Cockle sheds Leigh on Sea
When I spotted the Pashley Princess I knew that Leigh on Sea was a town on the up. A quick walk around the town confirmed this. There is a thriving High Street with a good range of small independent shops. To get to Old Leigh on Sea you need to take the turning at the side of St Clement’s Church. The church with its distinctive Kent rag-stone and its prominent position will have been a welcomed sight for sailors in the past. There is a steep cobbled alley way that leads down to the old town and gives you some great views of the estuary.

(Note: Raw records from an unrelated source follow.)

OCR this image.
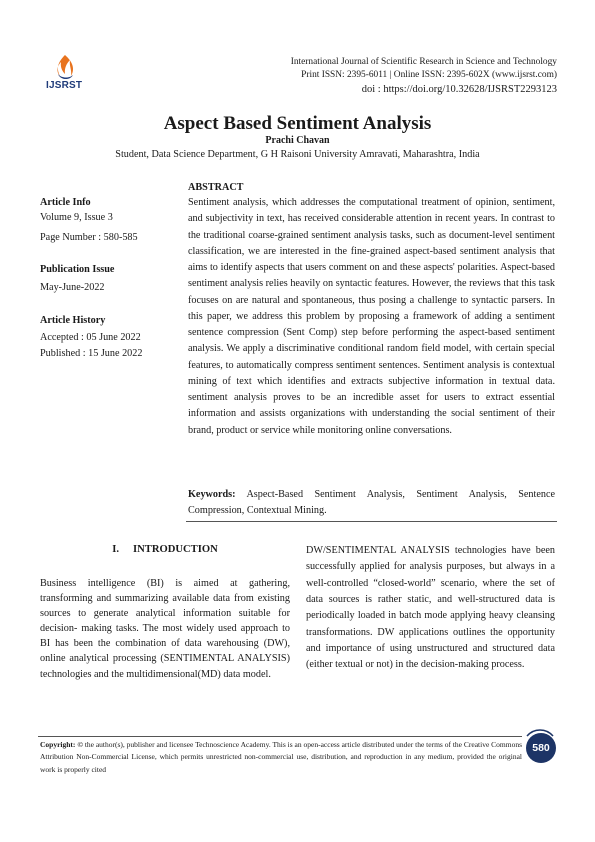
IJSRST
International Journal of Scientific Research in Science and Technology
Print ISSN: 2395-6011 | Online ISSN: 2395-602X (www.ijsrst.com)
doi : https://doi.org/10.32628/IJSRST2293123
Aspect Based Sentiment Analysis
Prachi Chavan
Student, Data Science Department, G H Raisoni University Amravati, Maharashtra, India
Article Info
Volume 9, Issue 3
Page Number : 580-585
Publication Issue
May-June-2022
Article History
Accepted : 05 June 2022
Published : 15 June 2022
ABSTRACT

Sentiment analysis, which addresses the computational treatment of opinion, sentiment, and subjectivity in text, has received considerable attention in recent years. In contrast to the traditional coarse-grained sentiment analysis tasks, such as document-level sentiment classification, we are interested in the fine-grained aspect-based sentiment analysis that aims to identify aspects that users comment on and these aspects' polarities. Aspect-based sentiment analysis relies heavily on syntactic features. However, the reviews that this task focuses on are natural and spontaneous, thus posing a challenge to syntactic parsers. In this paper, we address this problem by proposing a framework of adding a sentiment sentence compression (Sent Comp) step before performing the aspect-based sentiment analysis. We apply a discriminative conditional random field model, with certain special features, to automatically compress sentiment sentences. Sentiment analysis is contextual mining of text which identifies and extracts subjective information in textual data. sentiment analysis proves to be an incredible asset for users to extract essential information and assists organizations with understanding the social sentiment of their brand, product or service while monitoring online conversations.

Keywords: Aspect-Based Sentiment Analysis, Sentiment Analysis, Sentence Compression, Contextual Mining.

I. INTRODUCTION

Business intelligence (BI) is aimed at gathering, transforming and summarizing available data from existing sources to generate analytical information suitable for decision- making tasks. The most widely used approach to BI has been the combination of data warehousing (DW), online analytical processing (SENTIMENTAL ANALYSIS) technologies and the multidimensional(MD) data model.

DW/SENTIMENTAL ANALYSIS technologies have been successfully applied for analysis purposes, but always in a well-controlled “closed-world” scenario, where the set of data sources is rather static, and well-structured data is periodically loaded in batch mode applying heavy cleansing transformations. DW applications outlines the opportunity and importance of using unstructured and structured data (either textual or not) in the decision-making process.

Copyright: © the author(s), publisher and licensee Technoscience Academy. This is an open-access article distributed under the terms of the Creative Commons Attribution Non-Commercial License, which permits unrestricted non-commercial use, distribution, and reproduction in any medium, provided the original work is properly cited

580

The London to Tilbury railway was extended to Southend in 1856, this split the village in two. The railway forms a physical barrier between the old and new town. Close to the wooden bridge that will take you across the railway there are some very interesting buildings, former shops and pubs, that look ripe for development. The town’s proximity to Southend is evident as the imposing pier is clearly visible from the quayside. There is an information board in the Heritage Centre explaining that the more affluent people lived at the top of the hill and the struggling fishermen and their families lived around the harbour.

Osborne's Leigh on Sea
The trains enabled the fishermen to get their produce to Billingsgate Market quickly. Cockles have been the main shell fish caught in this part of the estuary. You can still see the cockle sheds and cockle boats. I had lunch at Osborne’s shellfish stall opposite the Crooked Billet Pub. Osborne’s have been at Old Leigh since 1880 and clearly are still doing a brisk trade as there was a steady stream of customers. Tables are available outside but you need to be prepared to share your lunch with fearless wagtails. In August there is a Fishing Festival and I did make a note to return then as I think that it will be an altogether different experience in the summer.

wagtail Leigh on Sea
Many of the old buildings have now been refurbished and used for other purposes. The Smithy is now the Leigh Heritage Centre. Their website provides a very good Heritage Trail which is about a 2 mile walk around the town. There are a couple of artist studios, craft shops, tea rooms and a restaurant. Oh and there are four pubs – The Crooked Billet, The Ship, The Smack and The Peter Boat. By train it is only 50 minutes from London so a great place for a day out.